Assay did not recognize normal-like breast cancer cells in research appearing in JNCI.
Veridex’ CellSearch, an antibody-based prognostic test, may not detect one out of five types of breast cancer, say researchers from the Erasmus Medical Center in Rotterdam, The Netherlands.
Breast cancer has five subtypes based on their gene-expression patterns: basal, HER2-positive, luminal A and B, and normal-like. CellSearch is designed to detect circulating breast cancer cells in patients before and during treatment. Previous studies suggested that women who have a decrease in circulating tumor cells after the start of treatment are likely to have a better outcome than those who do not have a decline.

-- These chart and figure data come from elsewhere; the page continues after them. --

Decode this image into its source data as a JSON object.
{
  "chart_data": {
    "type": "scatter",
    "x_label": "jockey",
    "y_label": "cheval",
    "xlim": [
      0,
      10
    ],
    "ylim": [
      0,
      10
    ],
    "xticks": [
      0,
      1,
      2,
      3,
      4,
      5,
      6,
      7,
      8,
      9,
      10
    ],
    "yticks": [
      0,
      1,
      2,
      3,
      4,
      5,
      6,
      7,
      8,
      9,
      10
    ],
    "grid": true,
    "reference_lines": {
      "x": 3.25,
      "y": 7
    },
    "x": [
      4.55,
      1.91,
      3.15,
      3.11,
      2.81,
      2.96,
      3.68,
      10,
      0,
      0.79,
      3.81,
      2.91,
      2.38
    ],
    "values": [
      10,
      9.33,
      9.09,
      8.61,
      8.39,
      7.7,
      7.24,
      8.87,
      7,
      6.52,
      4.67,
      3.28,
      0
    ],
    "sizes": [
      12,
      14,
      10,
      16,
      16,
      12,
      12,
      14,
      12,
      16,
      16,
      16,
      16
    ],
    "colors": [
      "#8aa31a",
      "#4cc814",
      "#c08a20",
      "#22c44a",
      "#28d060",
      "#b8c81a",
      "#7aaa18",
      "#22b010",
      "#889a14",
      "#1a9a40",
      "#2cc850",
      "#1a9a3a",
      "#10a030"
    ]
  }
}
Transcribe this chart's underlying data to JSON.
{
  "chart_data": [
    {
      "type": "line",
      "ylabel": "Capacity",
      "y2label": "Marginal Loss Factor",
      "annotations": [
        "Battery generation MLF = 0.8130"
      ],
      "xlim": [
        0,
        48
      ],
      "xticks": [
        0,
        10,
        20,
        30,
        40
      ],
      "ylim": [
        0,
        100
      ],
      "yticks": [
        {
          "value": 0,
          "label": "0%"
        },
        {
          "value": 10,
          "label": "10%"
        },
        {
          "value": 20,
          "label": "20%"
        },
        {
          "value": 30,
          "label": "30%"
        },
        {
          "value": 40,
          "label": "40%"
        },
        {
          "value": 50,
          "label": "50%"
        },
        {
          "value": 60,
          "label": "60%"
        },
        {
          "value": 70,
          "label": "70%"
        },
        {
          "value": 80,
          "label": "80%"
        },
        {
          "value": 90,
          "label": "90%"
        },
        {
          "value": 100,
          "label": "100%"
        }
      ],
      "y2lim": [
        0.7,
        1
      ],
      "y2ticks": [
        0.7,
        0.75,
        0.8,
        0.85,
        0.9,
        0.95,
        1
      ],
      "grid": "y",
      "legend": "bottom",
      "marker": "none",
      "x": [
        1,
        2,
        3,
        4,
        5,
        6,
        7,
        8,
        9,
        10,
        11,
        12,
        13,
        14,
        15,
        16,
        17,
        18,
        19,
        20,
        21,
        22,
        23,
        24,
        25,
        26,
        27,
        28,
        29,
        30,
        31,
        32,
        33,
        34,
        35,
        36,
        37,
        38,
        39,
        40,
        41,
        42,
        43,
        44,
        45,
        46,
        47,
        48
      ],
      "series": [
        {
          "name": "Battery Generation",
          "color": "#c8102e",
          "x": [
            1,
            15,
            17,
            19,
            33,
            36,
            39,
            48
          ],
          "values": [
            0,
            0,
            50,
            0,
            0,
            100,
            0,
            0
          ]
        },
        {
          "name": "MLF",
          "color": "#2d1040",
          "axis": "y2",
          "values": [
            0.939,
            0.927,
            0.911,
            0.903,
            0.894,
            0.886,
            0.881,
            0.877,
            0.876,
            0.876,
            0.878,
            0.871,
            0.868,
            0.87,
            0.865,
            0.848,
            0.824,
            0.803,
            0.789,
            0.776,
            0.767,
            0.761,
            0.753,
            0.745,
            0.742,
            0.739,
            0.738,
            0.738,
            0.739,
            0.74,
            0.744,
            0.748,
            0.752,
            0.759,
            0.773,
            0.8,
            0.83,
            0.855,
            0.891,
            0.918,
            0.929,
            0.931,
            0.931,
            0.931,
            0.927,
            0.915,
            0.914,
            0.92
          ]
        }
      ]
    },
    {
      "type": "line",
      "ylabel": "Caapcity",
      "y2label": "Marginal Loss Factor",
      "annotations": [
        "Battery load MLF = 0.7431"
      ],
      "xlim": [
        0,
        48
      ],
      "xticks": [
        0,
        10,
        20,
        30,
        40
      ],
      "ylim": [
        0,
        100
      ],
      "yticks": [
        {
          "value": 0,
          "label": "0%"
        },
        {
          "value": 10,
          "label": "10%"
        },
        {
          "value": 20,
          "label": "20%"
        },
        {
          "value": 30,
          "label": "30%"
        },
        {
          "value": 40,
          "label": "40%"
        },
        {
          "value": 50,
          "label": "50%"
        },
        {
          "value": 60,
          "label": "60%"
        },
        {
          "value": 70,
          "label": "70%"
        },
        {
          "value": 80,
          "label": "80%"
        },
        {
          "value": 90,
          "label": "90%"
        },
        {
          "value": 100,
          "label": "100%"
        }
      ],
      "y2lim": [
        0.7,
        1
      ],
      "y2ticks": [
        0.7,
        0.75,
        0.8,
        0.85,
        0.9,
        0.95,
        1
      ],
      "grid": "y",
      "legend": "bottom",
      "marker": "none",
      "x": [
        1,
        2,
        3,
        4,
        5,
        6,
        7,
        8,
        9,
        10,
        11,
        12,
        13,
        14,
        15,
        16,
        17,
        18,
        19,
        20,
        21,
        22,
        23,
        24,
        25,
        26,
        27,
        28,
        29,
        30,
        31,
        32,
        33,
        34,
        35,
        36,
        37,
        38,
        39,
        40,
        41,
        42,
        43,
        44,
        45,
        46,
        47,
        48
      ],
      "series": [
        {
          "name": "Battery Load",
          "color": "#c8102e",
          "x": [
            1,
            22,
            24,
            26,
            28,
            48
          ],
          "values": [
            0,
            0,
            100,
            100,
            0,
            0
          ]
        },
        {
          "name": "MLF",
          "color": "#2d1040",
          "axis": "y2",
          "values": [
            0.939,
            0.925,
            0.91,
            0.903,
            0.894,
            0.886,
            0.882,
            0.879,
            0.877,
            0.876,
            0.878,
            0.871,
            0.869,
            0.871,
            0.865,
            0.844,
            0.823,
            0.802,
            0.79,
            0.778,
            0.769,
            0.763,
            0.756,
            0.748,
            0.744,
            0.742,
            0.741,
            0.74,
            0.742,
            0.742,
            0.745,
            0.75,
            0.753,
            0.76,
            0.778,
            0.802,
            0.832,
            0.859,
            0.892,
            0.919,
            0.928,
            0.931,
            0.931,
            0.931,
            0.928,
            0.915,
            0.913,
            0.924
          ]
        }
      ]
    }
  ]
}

The Erasmus Medical Center team used global gene-expression profiling to determine the subtypes of a well-defined panel of 34 human breast cancer cell lines (15 luminal, nine normal-like, five basal-like, and five Her2-positive). They mixed 50–150 cells from 10 of these cell lines with 7.5 mL of blood from a single healthy human donor. The mixtures were subjected to the CellSearch test.
They found that this isolation method, which uses EpCAM on the surface of circulating tumor cells for cell isolation, did not recognize normal-like breast cancer cells, which in general have aggressive features.
The study is detailed in the December 30 online edition of the Journal of the National Cancer Institute.